De 6 a 29 de janeiro, o ator Marcos Camelo apresentará a história que transita pela vida real de um ator do subúrbio carioca que provavelmente não teria a chance de estar dentro do personagem criado pelo escritor inglês. O solo narrativo mistura música, teatro, circo em comunicação direta com a plateia, com a finalidade de um teatro de extrema intimidade com cada pessoa. Sextas e sábados às 20h, domingos às 19h, com ingressos a R$ 40 e R$ 20 (meia-entrada).
A tragédia mais amada de William Shakespeare se mistura à recorrente tragédia dos subúrbios do Rio de Janeiro, onde o CEP de um indivíduo determina os acontecimentos de sua vida, até onde este pode ir e o tamanho de suas conquistas. Transpor essas barreiras equivale a uma verdadeira odisseia, uma constante luta desigual para afirmar sua potência, alcançando seus objetivos e sonhos.

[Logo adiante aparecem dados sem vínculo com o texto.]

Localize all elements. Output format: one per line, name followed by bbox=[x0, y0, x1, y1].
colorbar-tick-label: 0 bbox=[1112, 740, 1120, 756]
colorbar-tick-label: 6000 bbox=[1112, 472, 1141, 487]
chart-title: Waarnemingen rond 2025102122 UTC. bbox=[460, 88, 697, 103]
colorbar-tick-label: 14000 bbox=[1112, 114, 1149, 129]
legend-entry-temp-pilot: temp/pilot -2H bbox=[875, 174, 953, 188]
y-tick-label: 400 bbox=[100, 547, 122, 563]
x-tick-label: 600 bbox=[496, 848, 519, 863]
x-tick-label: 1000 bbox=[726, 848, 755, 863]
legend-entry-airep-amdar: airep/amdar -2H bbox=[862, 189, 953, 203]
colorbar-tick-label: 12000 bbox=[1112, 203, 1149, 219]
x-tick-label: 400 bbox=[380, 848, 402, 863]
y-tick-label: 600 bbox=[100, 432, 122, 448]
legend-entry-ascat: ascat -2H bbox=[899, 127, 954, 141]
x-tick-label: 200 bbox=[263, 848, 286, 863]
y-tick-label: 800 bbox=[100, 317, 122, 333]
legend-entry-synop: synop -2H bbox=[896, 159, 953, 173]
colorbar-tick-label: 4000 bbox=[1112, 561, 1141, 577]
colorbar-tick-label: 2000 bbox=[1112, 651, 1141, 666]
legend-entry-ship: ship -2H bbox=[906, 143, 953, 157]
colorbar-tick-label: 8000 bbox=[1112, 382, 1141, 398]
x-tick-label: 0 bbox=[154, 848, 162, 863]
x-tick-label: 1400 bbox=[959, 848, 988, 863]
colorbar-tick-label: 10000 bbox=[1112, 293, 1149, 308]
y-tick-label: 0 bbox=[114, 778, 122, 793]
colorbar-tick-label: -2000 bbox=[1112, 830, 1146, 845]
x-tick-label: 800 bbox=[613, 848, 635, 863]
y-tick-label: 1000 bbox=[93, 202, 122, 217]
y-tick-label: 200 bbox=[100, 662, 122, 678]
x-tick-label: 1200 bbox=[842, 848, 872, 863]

Em cena, Marcos Camelo sintetiza através do corpo a dicotomia de ter a cabeça em Verona, dividida entre Montéquios x Capuletos, e os pés em Rocha Miranda, bairro da Zona Norte carioca, localizado entre Morro do Jorge Turco e o Morro do Faz Quem Quer, trazendo à cena a história de heróis perdedores, daqueles que fazem o que podem com o que são e que com honra, dignidade e bom humor ousam sonhar, lutar e quase sempre perder.
Segundo Marcos, o espetáculo traz o desafio de um teatro vivo, interessado em tocar as pessoas, proporcionando uma experiência intima e pessoal, ultrapassando a facilidade do individualismo que aflige a todos nos dias atuais. Ele se utilizou de duas premissas para construir o espetáculo: um assunto que precisamos falar e um acontecimento que precisamos celebrar.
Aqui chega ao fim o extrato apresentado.